Offizielle Taxis kann man an den gelben Schildern erkennen. Taxameter sind entweder nicht vorhanden oder werden nicht eingeschaltet, deswegen ist es ratsam, den Preis auszuhandeln. In Taschkent kostet eine einfache Fahrt maximal zwei Dollar, in Samarkand einen Dollar.

Telefon & Handy

Aus fast allen Hotels heraus kann man mit dem Festnetz nach Deutschland (0049) telefonieren. Das Handynetz ist innerhalb der großen Städte gut ausgebaut und viele deutsche Mobilfunkanbieter haben Roamingverträge mit usbekischen Mobilfunkunternehmen. Kostengünstiger ist es allerdings SMS zu versenden oder eine usbekische SIM Karte zu kaufen. Für den Erwerb der SIM Karte muss der Pass mit einer gültigen Registrierung der Ausländerbehörde vorliegen. Die Vorwahl von Deutschland, Österreich und der Schweiz nach Usbekistan ist 00998. Die Notrufnummern sind für Polizei 02, Unfallrettung 03, Feuerwehr 01.

Zeit

Die Zeitverschiebung beträgt MEZ + 4 h. Während der europäischen Sommerzeit MEZ + 3 h.

Zoll

Seit dem 01. Januar 2018 wurde das zwei Korridoren-System eingeführt und die Zollerklärung bei der Einreise ist nicht mehr notwendig. In der Regel kann jeder den "grünen" Korridor durchlaufen, der nicht mehr als 2.000 Euro Bargeld oder zollpflichtige und verbotene Waren mit sich führt. Das Mitführen von Psychopharmaka ist nicht verboten, allerdings fallen spezielle Medikamente mit psychoaktiven Inhaltsstoffen unter das Betäubungsmittelgesetz, was in Usbekistan strafrechtlich verfolgt werden kann. In solchen Fällen kann auch das Auswärtige Amt nicht weiterhelfen, da dies unter das usbekischen Landesgesetz fällt. Um diesen Konflikt zu vermeiden empfiehlt die GIZ, das vom Arzt ausgestellte Rezept des betroffenen Medikaments, bestenfalls in englischer Sprache, mitzunehmen.

 

Wenn Sie regelmäßig Medikamente einnehmen müssen und diese mitführen, empfehlen wir Ihnen eine englischsprachige Bestätigung Ihres Arztes oder das ausgestellte Rezept in englischer Übersetzung.

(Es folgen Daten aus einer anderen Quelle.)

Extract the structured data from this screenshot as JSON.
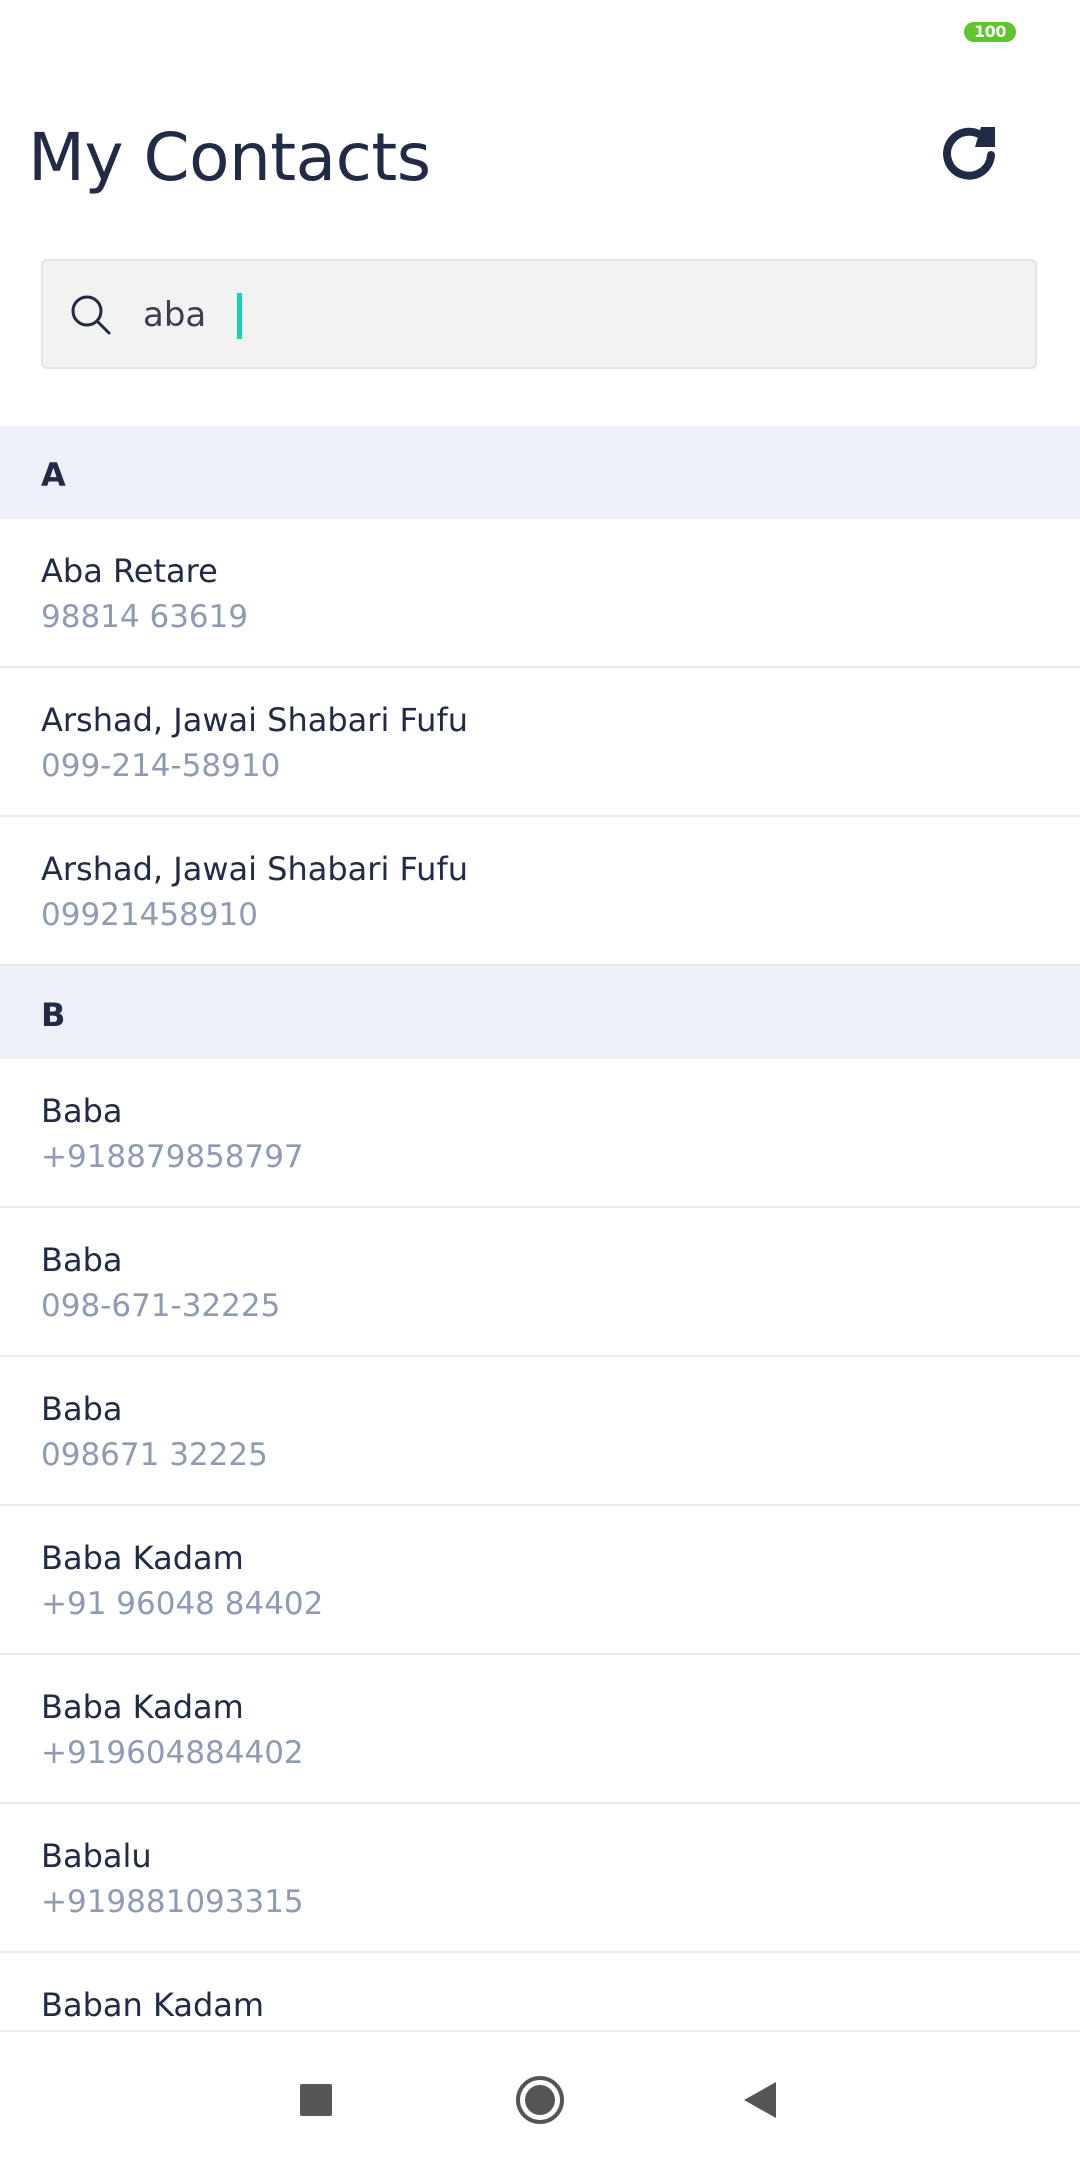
{
  "status_bar": {
    "battery_level": "100",
    "battery_color": "#5fc52e"
  },
  "header": {
    "title": "My Contacts",
    "refresh_icon": "refresh-icon"
  },
  "search": {
    "value": "aba",
    "icon": "search-icon",
    "caret_color": "#1bd1b3"
  },
  "sections": [
    {
      "letter": "A",
      "contacts": [
        {
          "name": "Aba Retare",
          "phone": "98814 63619"
        },
        {
          "name": "Arshad, Jawai Shabari Fufu",
          "phone": "099-214-58910"
        },
        {
          "name": "Arshad, Jawai Shabari Fufu",
          "phone": "09921458910"
        }
      ]
    },
    {
      "letter": "B",
      "contacts": [
        {
          "name": "Baba",
          "phone": "+918879858797"
        },
        {
          "name": "Baba",
          "phone": "098-671-32225"
        },
        {
          "name": "Baba",
          "phone": "098671 32225"
        },
        {
          "name": "Baba Kadam",
          "phone": "+91 96048 84402"
        },
        {
          "name": "Baba Kadam",
          "phone": "+919604884402"
        },
        {
          "name": "Babalu",
          "phone": "+919881093315"
        },
        {
          "name": "Baban Kadam",
          "phone": ""
        }
      ]
    }
  ],
  "nav_bar": {
    "recents_icon": "square-icon",
    "home_icon": "circle-icon",
    "back_icon": "triangle-back-icon"
  },
  "colors": {
    "title_text": "#222b45",
    "secondary_text": "#8f9bb3",
    "section_background": "#edf1f7"
  }
}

Bei Ausreise ist eine Überschreitung der Summe der bei Einreise eingeführten Devisen nur unter Vorlage einer Bestätigung der Zentralbank der Republik Usbekistan oder einer bevollmächtigten Bank möglich. Falsche Angaben werden in der Regel mit Geldstrafe geahndet. Ohne Vorlage der Einreise-Zollerklärung ist bei Ausreise ein Mitführen von Devisen nicht gestattet. Die Einreise-Zollerklärung muss daher gut aufbewahrt werden. Eine Ausfuhr der Landeswährung ist nicht möglich.

Auf den Seiten des Auswärtigen Amts finden Sie in den Reise- und Sicherheitshinweisen unter den "Besonderen Zollvorschriften" ein Merkblatt zur Einfuhr von Medikamenten.